# Fotos De Nuestro Peru!!!



## Jose Perez (Aug 10, 2005)

Estas son fotos tomadas por mi de Peru cuando voy a visitar.Actualmente vivo en Miami.Primero pongo fotos de Lima,mi ciudad natal.

La Avenida Pardo de Miraflores









El Centro Comercial Caminos del Inca,grande centro comercial que tiene como 3 o 4 pisos.Esto esta en Chacarilla.









Otra de La Avenida Pardo









Distrito de San Isidro por el Hotel Country Club









Zona Empresarial de San Isidro.Los mejores edificios de Lima estan en esta zona.

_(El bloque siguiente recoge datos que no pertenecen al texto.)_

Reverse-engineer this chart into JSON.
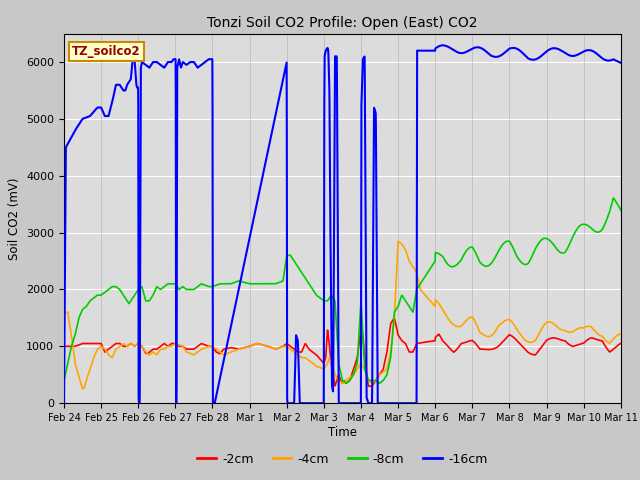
{
  "title": "Tonzi Soil CO2 Profile: Open (East) CO2",
  "xlabel": "Time",
  "ylabel": "Soil CO2 (mV)",
  "ylim": [
    0,
    6500
  ],
  "legend_label": "TZ_soilco2",
  "series_labels": [
    "-2cm",
    "-4cm",
    "-8cm",
    "-16cm"
  ],
  "series_colors": [
    "#ff0000",
    "#ffa500",
    "#00cc00",
    "#0000ff"
  ],
  "plot_bg_color": "#dcdcdc",
  "grid_color": "#ffffff",
  "tick_labels": [
    "Feb 24",
    "Feb 25",
    "Feb 26",
    "Feb 27",
    "Feb 28",
    "Mar 1",
    "Mar 2",
    "Mar 3",
    "Mar 4",
    "Mar 5",
    "Mar 6",
    "Mar 7",
    "Mar 8",
    "Mar 9",
    "Mar 10",
    "Mar 11"
  ]
}
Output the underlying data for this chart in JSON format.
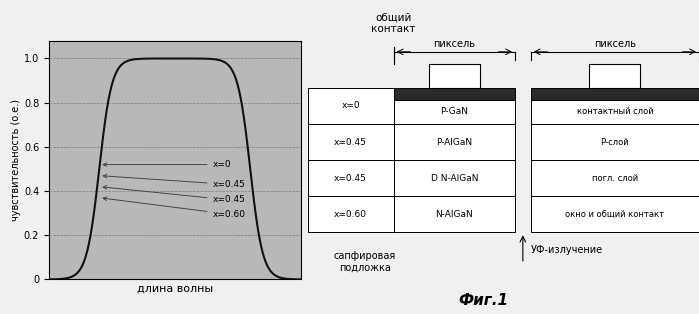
{
  "fig_title": "Фиг.1",
  "graph_ylabel": "чувствительность (о.е.)",
  "graph_xlabel": "длина волны",
  "graph_bg": "#b8b8b8",
  "curve_color": "#111111",
  "graph_yticks": [
    0,
    0.2,
    0.4,
    0.6,
    0.8,
    1.0
  ],
  "pixel_label": "пиксель",
  "common_contact_label": "общий\nконтакт",
  "sapphire_label": "сапфировая\nподложка",
  "uv_label": "УФ-излучение",
  "left_col_labels": [
    "x=0",
    "x=0.45",
    "x=0.45",
    "x=0.60"
  ],
  "middle_col_labels": [
    "P-GaN",
    "P-AlGaN",
    "D N-AlGaN",
    "N-AlGaN"
  ],
  "right_col_labels": [
    "контактный слой",
    "Р-слой",
    "погл. слой",
    "окно и общий контакт"
  ],
  "dark_bar_color": "#2a2a2a",
  "white_color": "#ffffff",
  "bg_color": "#f0f0f0"
}
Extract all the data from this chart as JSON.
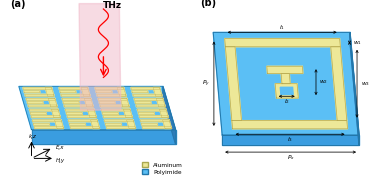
{
  "bg_color": "#ffffff",
  "panel_a_label": "(a)",
  "panel_b_label": "(b)",
  "thz_label": "THz",
  "aluminum_label": "Aluminum",
  "polyimide_label": "Polyimide",
  "aluminum_color": "#ede898",
  "polyimide_top": "#5bbff5",
  "polyimide_front": "#3a9de0",
  "polyimide_right": "#2e7bb8",
  "edge_color": "#2277aa",
  "al_edge": "#b8aa50",
  "axis_ex": "E,x",
  "axis_hy": "H,y",
  "axis_kz": "k,z"
}
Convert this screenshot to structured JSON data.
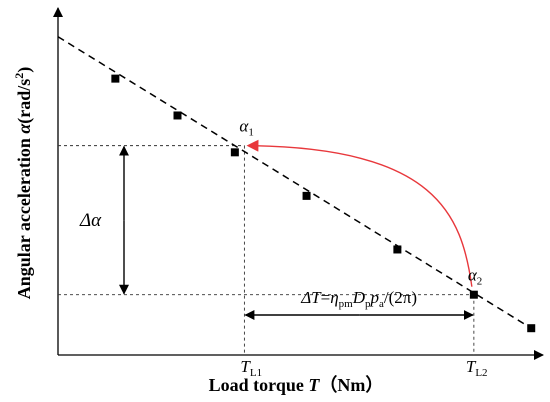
{
  "chart_data": {
    "type": "scatter",
    "title": "",
    "xlabel": {
      "prefix": "Load torque ",
      "var": "T",
      "suffix": "（Nm）"
    },
    "ylabel": {
      "prefix": "Angular acceleration ",
      "var": "α",
      "suffix": "(rad/s",
      "exp": "2",
      "close": ")"
    },
    "x_ticks": [
      {
        "label": "T",
        "sub": "L1",
        "x": 0.39
      },
      {
        "label": "T",
        "sub": "L2",
        "x": 0.87
      }
    ],
    "xlim": [
      0,
      1
    ],
    "ylim": [
      0,
      1
    ],
    "grid": false,
    "legend": "none",
    "series": [
      {
        "marker": "square",
        "points": [
          {
            "x": 0.12,
            "y": 0.825
          },
          {
            "x": 0.25,
            "y": 0.715
          },
          {
            "x": 0.37,
            "y": 0.605
          },
          {
            "x": 0.52,
            "y": 0.475
          },
          {
            "x": 0.71,
            "y": 0.315
          },
          {
            "x": 0.87,
            "y": 0.18
          },
          {
            "x": 0.99,
            "y": 0.08
          }
        ]
      }
    ],
    "fit_line": {
      "style": "dashed",
      "from": {
        "x": 0.0,
        "y": 0.95
      },
      "to": {
        "x": 0.99,
        "y": 0.08
      }
    },
    "points_of_interest": {
      "alpha1": {
        "label": "α",
        "sub": "1",
        "x": 0.39,
        "y": 0.625
      },
      "alpha2": {
        "label": "α",
        "sub": "2",
        "x": 0.87,
        "y": 0.18
      }
    },
    "annotations": {
      "delta_alpha": "Δα",
      "delta_T": {
        "lhs": "ΔT",
        "eq": "=",
        "eta": "η",
        "eta_sub": "pm",
        "D": "D",
        "D_sub": "p",
        "p": "p",
        "p_sub": "a",
        "rhs": "/(2π)"
      }
    },
    "colors": {
      "curve": "#e8383c",
      "axis": "#000000"
    }
  }
}
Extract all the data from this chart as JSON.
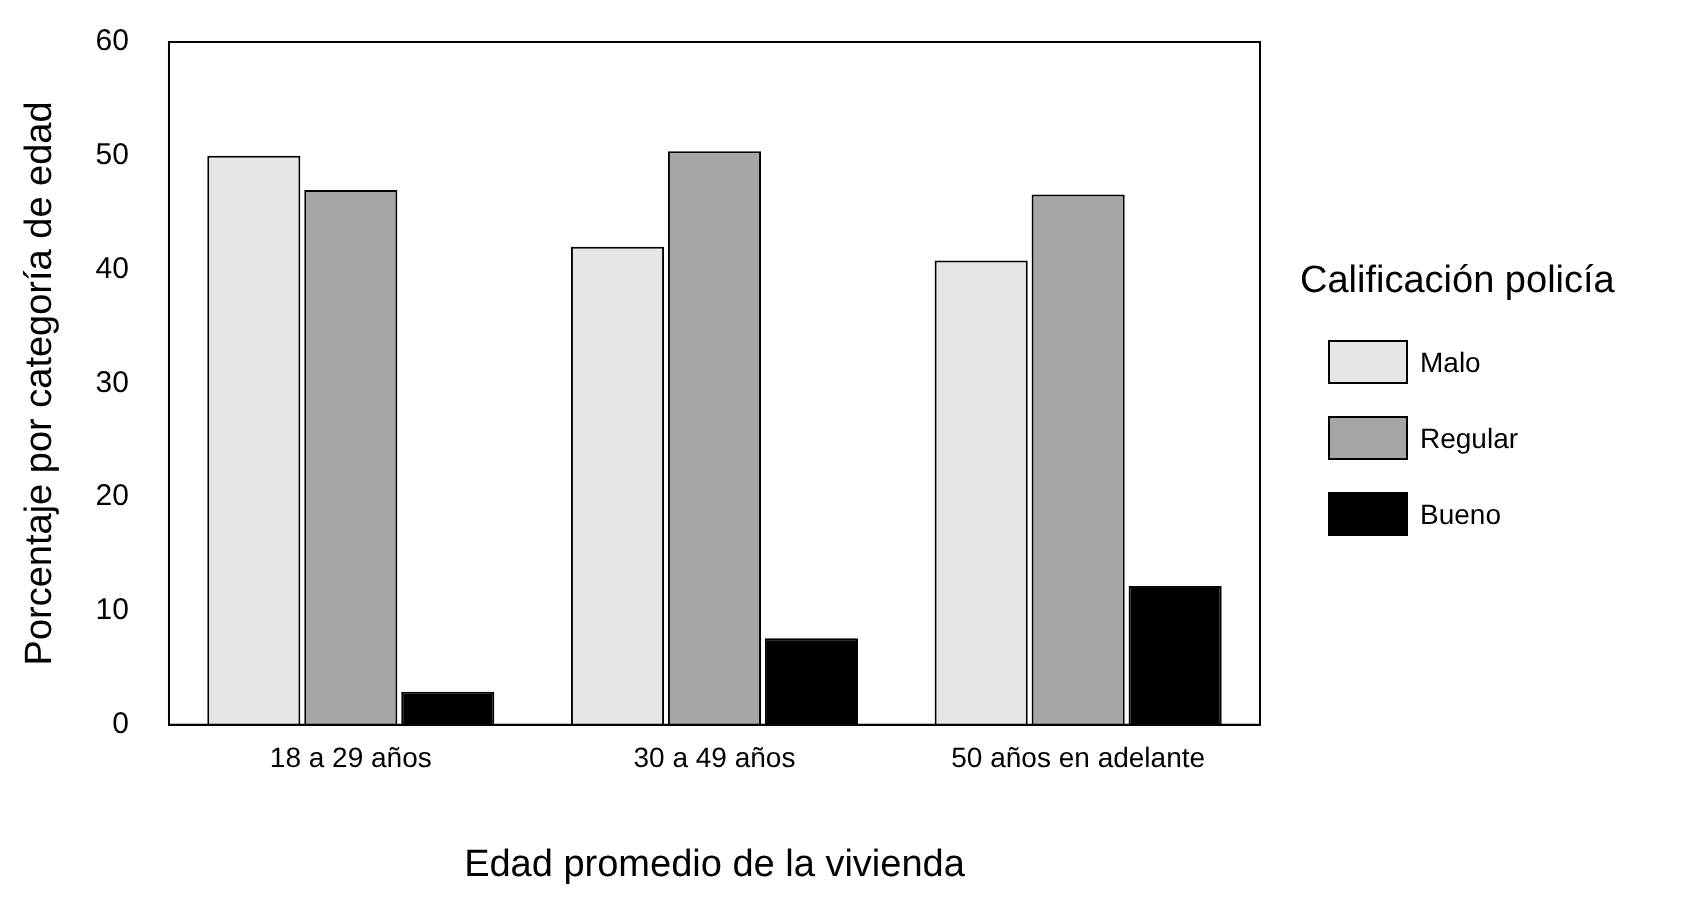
{
  "chart_data": {
    "type": "bar",
    "xlabel": "Edad promedio de la vivienda",
    "ylabel": "Porcentaje por categoría de edad",
    "legend_title": "Calificación policía",
    "categories": [
      "18 a 29 años",
      "30 a 49 años",
      "50 años en adelante"
    ],
    "series": [
      {
        "name": "Malo",
        "color": "#e6e6e6",
        "values": [
          50.0,
          42.0,
          40.8
        ]
      },
      {
        "name": "Regular",
        "color": "#a6a6a6",
        "values": [
          47.0,
          50.4,
          46.6
        ]
      },
      {
        "name": "Bueno",
        "color": "#000000",
        "values": [
          2.9,
          7.6,
          12.2
        ]
      }
    ],
    "ylim": [
      0,
      60
    ],
    "yticks": [
      0,
      10,
      20,
      30,
      40,
      50,
      60
    ],
    "grid": false,
    "legend": "right"
  }
}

Este es el Ovalo Gutierrez.Hay varios restaurantes americanos en este ovalo(Friday's,Chilis,McDonalds etc) y nuestro Bembos.









Esto es Miraflores.Por el Parque Kennedy y ovalo Ricardo Palma.


----------



## Liquido (Apr 3, 2005)

hhey bonita fotografia pero en un theard se acostumbra a poner un poco mas de fotos osea si es del Peru aunque sea 5


----------



## skyperu34 (May 25, 2003)

muy buen thread, pon las fotos que gustes..........aunque 6 estan bien para empezar...


----------



## Liquido (Apr 3, 2005)

jeje no es que cuando puse ese post solo habia una foto que permanecio por un buen rato pero ahora ya las aumento que esta muy bien x que estan bonitas :cheers:


----------



## Juan1912 (Jul 15, 2004)

y cuando vuelves a lima?


----------



## Jose Perez (Aug 10, 2005)

Ahora le toca a Arequipa.La segunda ciudad del pais.Esta es la avenida La Marina.









Esta es la Avenida Ejercito.La considero la avenida mas importante de Arequipa.Muchos edificios y proyectos nuevos.El mall de Saga es en esta avenida,tambien las oficinas de Bellsouth,Tim,y los bancos principales.Esto promete ser el nuevo centro de Arequipa porque el centro historico ya esta pasando de moda.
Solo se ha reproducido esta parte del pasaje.